Cutaneous Biology Research Center, Massachusetts General Hospital Research Institute/Harvard Medical School, Boston, MA 02129, USA [Email]


Precise control of cell death in the nervous system is essential for development. Spatial and temporal factors activate the death of Drosophila neural stem cells (neuroblasts) by controlling the transcription of multiple cell death genes through a shared enhancer. The activity of this enhancer is controlled by abdominal A and Notch, but additional inputs are needed for proper specificity.
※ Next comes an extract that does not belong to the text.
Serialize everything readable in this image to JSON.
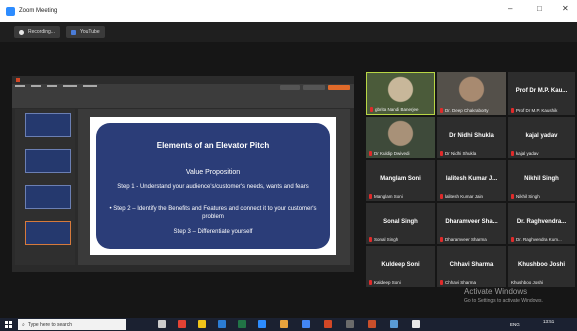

Here, we show that the Cut DNA binding protein is required for neuroblast death, regulating reaper and grim downstream of the shared enhancer and of abdominal A expression. The loss of cut accelerates the temporal progression of neuroblasts from a state of low overall levels of H3K27me3 to a higher H3K27me3 state. This is reflected in an increase in H3K27me3 modifications in the cell death gene locus in the CNS on Cut knockdown. We also show that cut regulates the expression of the cohesin subunit Stromalin. Stromalin and the cohesin regulatory subunit Nipped-B are required for neuroblast death, and knockdown of Stromalin increases H3K27me3 levels in neuroblasts. Thus, Cut and cohesin regulate apoptosis in the developing nervous system by altering the chromatin landscape.